1975-1979: Trainee housing manager, housing officer, Runcorn Development Corporation
January-September 1979: Assistant regional housing manager, Northern Counties Housing Association
1979-1985: District housing officer, Metropolitan Borough of Wirral
1985-1990: Assistant chief housing officer, Trafford Metropolitan Borough Council
1990-1998: Director of housing, CDS Housing, Liverpool
1998-1999: Project manager, Trenmere Housing Regeneration Project
1999-2002: Deputy director of housing and environmental protection, Metropolitan Borough of Wirral
2002-present: Chief executive of Helena Partnerships

‘I decided going to university wasn’t particularly what I wanted. I wanted to get into work and get some experience and be earning some money as well,’ he recalls. ‘There were two jobs advertised in the Liverpool Echo that sounded interesting, they sounded practical, something tangible, something that you could relate to in your everyday environment.’ One was as a trainee housing officer for New Town housing association in Runcorn, and the other was doing the same job in Warrington.

‘I’d been interviewed, offered the job and started in Runcorn before I got offered the interview at Warrington,’ he recalls, raising his eyebrows.

What followed was a varied career, working for both housing associations and local authorities across the Liverpool to Manchester corridor (see box: 30 years and counting).

Other chief executives say he is very active in groups such as the Airport group of stock transfer organisations and the Northern Housing Consortium, where he sits on the board (his CV lists eight current non-executive appointments, all in local groups working on issues such as housing, the economy and health). But publicly Mr Young’s more likely to push other staff to the front to talk about Helena’s initiatives.
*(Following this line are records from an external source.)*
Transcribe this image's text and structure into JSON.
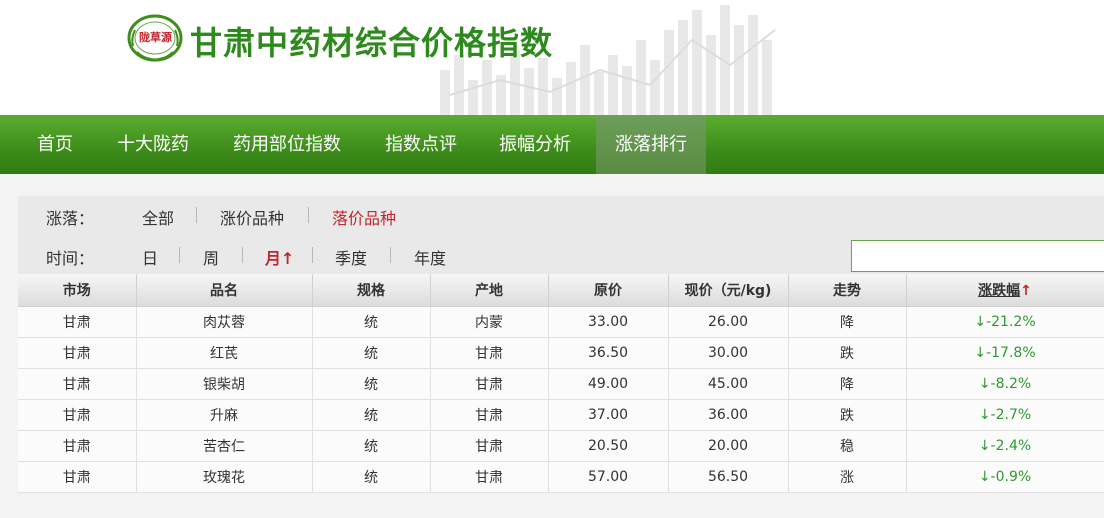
{
  "header": {
    "seal_text": "陇草源",
    "title": "甘肃中药材综合价格指数"
  },
  "colors": {
    "brand_green": "#3f8f1c",
    "title_green": "#2f8a1e",
    "active_red": "#c0282d",
    "down_green": "#2f9a2f"
  },
  "nav": {
    "items": [
      {
        "label": "首页"
      },
      {
        "label": "十大陇药"
      },
      {
        "label": "药用部位指数"
      },
      {
        "label": "指数点评"
      },
      {
        "label": "振幅分析"
      },
      {
        "label": "涨落排行",
        "active": true
      }
    ]
  },
  "filter": {
    "change_label": "涨落：",
    "change_options": [
      "全部",
      "涨价品种",
      "落价品种"
    ],
    "change_selected": "落价品种",
    "time_label": "时间：",
    "time_options": [
      "日",
      "周",
      "月↑",
      "季度",
      "年度"
    ],
    "time_selected": "月↑",
    "search_value": ""
  },
  "table": {
    "headers": [
      "市场",
      "品名",
      "规格",
      "产地",
      "原价",
      "现价（元/kg)",
      "走势"
    ],
    "sort_header": {
      "label": "涨跌幅",
      "arrow": "↑"
    },
    "rows": [
      [
        "甘肃",
        "肉苁蓉",
        "统",
        "内蒙",
        "33.00",
        "26.00",
        "降",
        "↓-21.2%"
      ],
      [
        "甘肃",
        "红芪",
        "统",
        "甘肃",
        "36.50",
        "30.00",
        "跌",
        "↓-17.8%"
      ],
      [
        "甘肃",
        "银柴胡",
        "统",
        "甘肃",
        "49.00",
        "45.00",
        "降",
        "↓-8.2%"
      ],
      [
        "甘肃",
        "升麻",
        "统",
        "甘肃",
        "37.00",
        "36.00",
        "跌",
        "↓-2.7%"
      ],
      [
        "甘肃",
        "苦杏仁",
        "统",
        "甘肃",
        "20.50",
        "20.00",
        "稳",
        "↓-2.4%"
      ],
      [
        "甘肃",
        "玫瑰花",
        "统",
        "甘肃",
        "57.00",
        "56.50",
        "涨",
        "↓-0.9%"
      ]
    ]
  }
}
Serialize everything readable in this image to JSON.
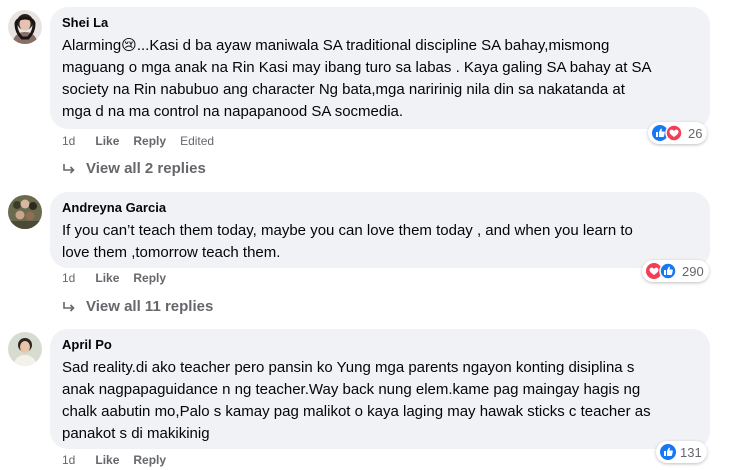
{
  "comments": [
    {
      "author": "Shei La",
      "lines": [
        "Alarming😢...Kasi d ba ayaw maniwala SA traditional discipline SA bahay,mismong",
        "maguang o mga anak na Rin Kasi may ibang turo sa labas . Kaya galing SA bahay at SA",
        "society na Rin nabubuo ang character Ng bata,mga naririnig nila din sa nakatanda at",
        "mga d na ma control na napapanood SA socmedia."
      ],
      "time": "1d",
      "like_label": "Like",
      "reply_label": "Reply",
      "edited_label": "Edited",
      "reaction_count": "26",
      "view_replies": "View all 2 replies"
    },
    {
      "author": "Andreyna Garcia",
      "lines": [
        "If you can’t teach them today, maybe you can love them today , and when you learn to",
        "love them ,tomorrow teach them."
      ],
      "time": "1d",
      "like_label": "Like",
      "reply_label": "Reply",
      "reaction_count": "290",
      "view_replies": "View all 11 replies"
    },
    {
      "author": "April Po",
      "lines": [
        "Sad reality.di ako teacher pero pansin ko Yung mga parents ngayon konting disiplina s",
        "anak nagpapaguidance n ng teacher.Way back nung elem.kame pag maingay hagis ng",
        "chalk aabutin mo,Palo s kamay pag malikot o kaya laging may hawak sticks c teacher as",
        "panakot s di makikinig"
      ],
      "time": "1d",
      "like_label": "Like",
      "reply_label": "Reply",
      "reaction_count": "131"
    }
  ],
  "colors": {
    "bubble": "#f0f2f5",
    "like_blue": "#1877f2",
    "love_red": "#f33e58",
    "meta_gray": "#65676b"
  }
}
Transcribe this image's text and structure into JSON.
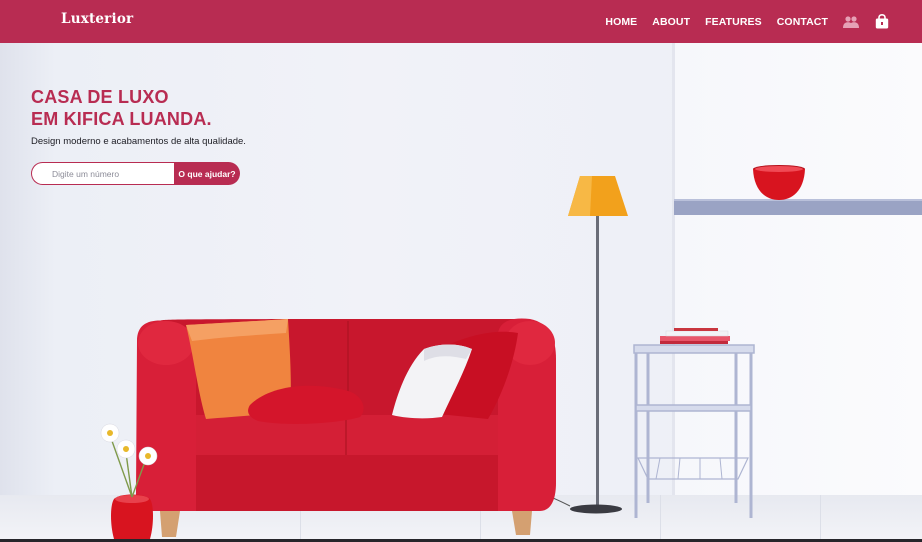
{
  "brand": {
    "name": "Luxterior"
  },
  "nav": {
    "links": [
      {
        "label": "HOME"
      },
      {
        "label": "ABOUT"
      },
      {
        "label": "FEATURES"
      },
      {
        "label": "CONTACT"
      }
    ],
    "icons": {
      "account": "users-icon",
      "cart": "shopping-bag-icon"
    }
  },
  "hero": {
    "title_line1": "CASA DE LUXO",
    "title_line2": "EM KIFICA LUANDA.",
    "subtitle": "Design moderno e acabamentos de alta qualidade.",
    "search": {
      "placeholder": "Digite um número",
      "value": "",
      "button_label": "O que ajudar?"
    }
  },
  "colors": {
    "brand": "#b82c52",
    "sofa": "#d41f36",
    "lamp_shade": "#f2a11c",
    "pillow_orange": "#f0843f",
    "bowl": "#d8141f"
  }
}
‘He quietly gets along with it. He chooses what he gets involved in and shows commitment to it,’ says Geraldine Howley, chief executive of Incommunities, a stock transfer association across the Pennines from St Helens, who has worked with Mr Young in several communities over many years. ‘The sector has a lot of respect for him.’

Has he ever considered leaving the housing sector? ‘No, absolutely not,’ is Mr Young’s emphatic answer. ‘I’ve just learnt so much about myself, about other people,’ he continues. ‘There’s something for everybody in housing, there really is. It’s a real privilege to work in housing it’s a real privilege to be working in this organisation, and it’s a real absolute privilege to be chief exec. Every morning I pinch myself.’